Levantou-se tropeçando nas panelas que estavam no chão por conta das milhares de goteiras. Manteve o equilíbrio para não escorregar no chão frio e úmido.Acendeu a luz da rua, esperou um pouquinho pra ver se Zeca parava de ganir mas não teve jeito. Tentou abrir a porta, mas qual, ela estava emperrada por conta daquela chuvarada. Deve ter estufado com tanto água. Forçou, forçou mas não conseguiu abrir. Sussurrou alguns palavrões e encaminhou-se à janela.
Abriu a janela e pode ver Zeca, todo encharcado, enrolado no cano da antena da tevê. Bicho burro, pensou. Como pôde se enrolar daquele jeito.
Zeca quando o viu começou a se agitar, quase derrubando a antena. Tião só tinha um jeito, pular a janela.
Chuva, vento, frio, madrugada, cansaço, tédio, raiva por ter que trabalhar no sábado, o cachorro perturbando. Bem que nunca quis aquele pulguento. Sua cunhada que o trouxe e convenceu sua esposa a tomar conta dele.

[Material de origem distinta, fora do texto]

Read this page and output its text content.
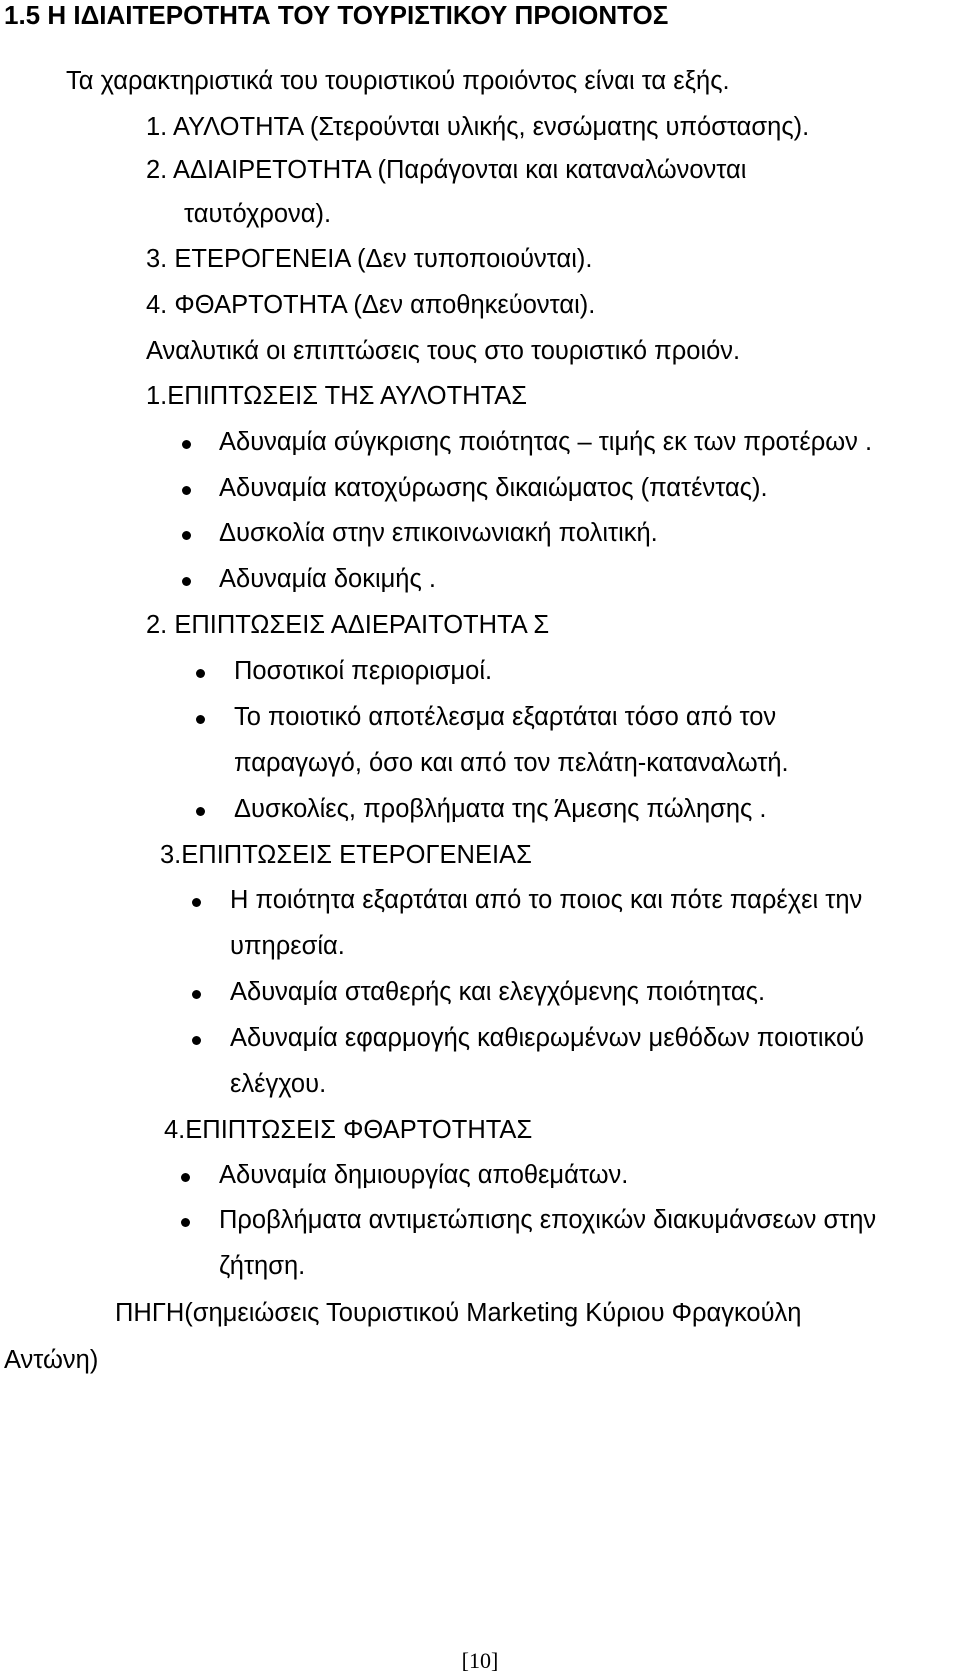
1.5 Η ΙΔΙΑΙΤΕΡΟΤΗΤΑ ΤΟΥ ΤΟΥΡΙΣΤΙΚΟΥ ΠΡΟΙΟΝΤΟΣ
Τα χαρακτηριστικά του τουριστικού προιόντος είναι τα εξής.
1. ΑΥΛΟΤΗΤΑ (Στερούνται υλικής, ενσώματης υπόστασης).
2. ΑΔΙΑΙΡΕΤΟΤΗΤΑ (Παράγονται και καταναλώνονται
ταυτόχρονα).
3. ΕΤΕΡΟΓΕΝΕΙΑ (Δεν τυποποιούνται).
4. ΦΘΑΡΤΟΤΗΤΑ (Δεν αποθηκεύονται).
Αναλυτικά οι επιπτώσεις τους στο τουριστικό προιόν.
1.ΕΠΙΠΤΩΣΕΙΣ ΤΗΣ ΑΥΛΟΤΗΤΑΣ
Αδυναμία σύγκρισης ποιότητας – τιμής εκ των προτέρων .
Αδυναμία κατοχύρωσης δικαιώματος (πατέντας).
Δυσκολία στην επικοινωνιακή πολιτική.
Αδυναμία δοκιμής .
2. ΕΠΙΠΤΩΣΕΙΣ ΑΔΙΕΡΑΙΤΟΤΗΤΑ Σ
Ποσοτικοί περιορισμοί.
Το ποιοτικό αποτέλεσμα εξαρτάται τόσο από τον
παραγωγό, όσο και από τον πελάτη-καταναλωτή.
Δυσκολίες, προβλήματα της Άμεσης πώλησης .
3.ΕΠΙΠΤΩΣΕΙΣ ΕΤΕΡΟΓΕΝΕΙΑΣ
Η ποιότητα εξαρτάται από το ποιος και πότε παρέχει την
υπηρεσία.
Αδυναμία σταθερής και ελεγχόμενης ποιότητας.
Αδυναμία εφαρμογής καθιερωμένων μεθόδων ποιοτικού
ελέγχου.
4.ΕΠΙΠΤΩΣΕΙΣ ΦΘΑΡΤΟΤΗΤΑΣ
Αδυναμία δημιουργίας αποθεμάτων.
Προβλήματα αντιμετώπισης εποχικών διακυμάνσεων στην
ζήτηση.
ΠΗΓΗ(σημειώσεις Τουριστικού Marketing Κύριου Φραγκούλη
Αντώνη)
[10]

Tião apoiou-se na janela, lembrou-se que estava descalço, mas já era tarde, depois lavaria os pés, pulou em cima de uma madeira que estava totalmente ensaboada com a chuva, não pôde equilibrar-se e se estatelou de costas no chão. Percebeu que não era apenas o sabão da chuva, mas, também, o cocô do Zeca.
_ Cão miserável!
Tião levantou-se totalmente sujo, dolorido e encharcado. Zeca a essas alturas estava cabisbaixo e silencioso, amedrontado, pois seu instinto já lhe dizia que iria sobrar pra ele. Até porque ele fora o protagonista de toda aquela confusão.
O primeiro pontapé acertou as costelas do cão que soltou apenas um pequeno gemido de dor, o segundo acertou-lhe a cabeça, o que fez doer mais o pé do Tião do que a parte acertada do cachorro, até porque nosso herói estava descalço. Tião conseguiu alcançar a corrente e soltou o cachorro que desabaladamente pulou a cerca e desapareceu.
_Vai filho de uma égua, desaparece e não volta mais! Gritou Tião.
Voltou para a janela e assustou-se vendo Valdete lhe olhando com uma cara de ódio e repreensão.
_ Desenrolei aquele desgraçado e ele fugiu. Foi o que pode dizer entre gaguejos sem graça.
_ Você é um desalmado, bater em um bichinho inocente e indefeso. Seu ignorante, grosso. Agora vais dormir aí na casa do Zeca para aprender. Antes que Tião pudesse articular qualquer palavra, Valdete bateu-lhe a janela na cara, quase lhe atorando os dedos.
Ainda protestou e bateu na janela, pedindo que ela abrisse, mas como viu que seria impossível e a vizinhança já começava a reclamar, não teve escolha senão se encolher na casa do Zeca, e passou a noite ali, molhado de corpo alma e coração, com cheiro de cocô e de vez em quando soltando um ganido que não sabia se era de frio ou de indignação.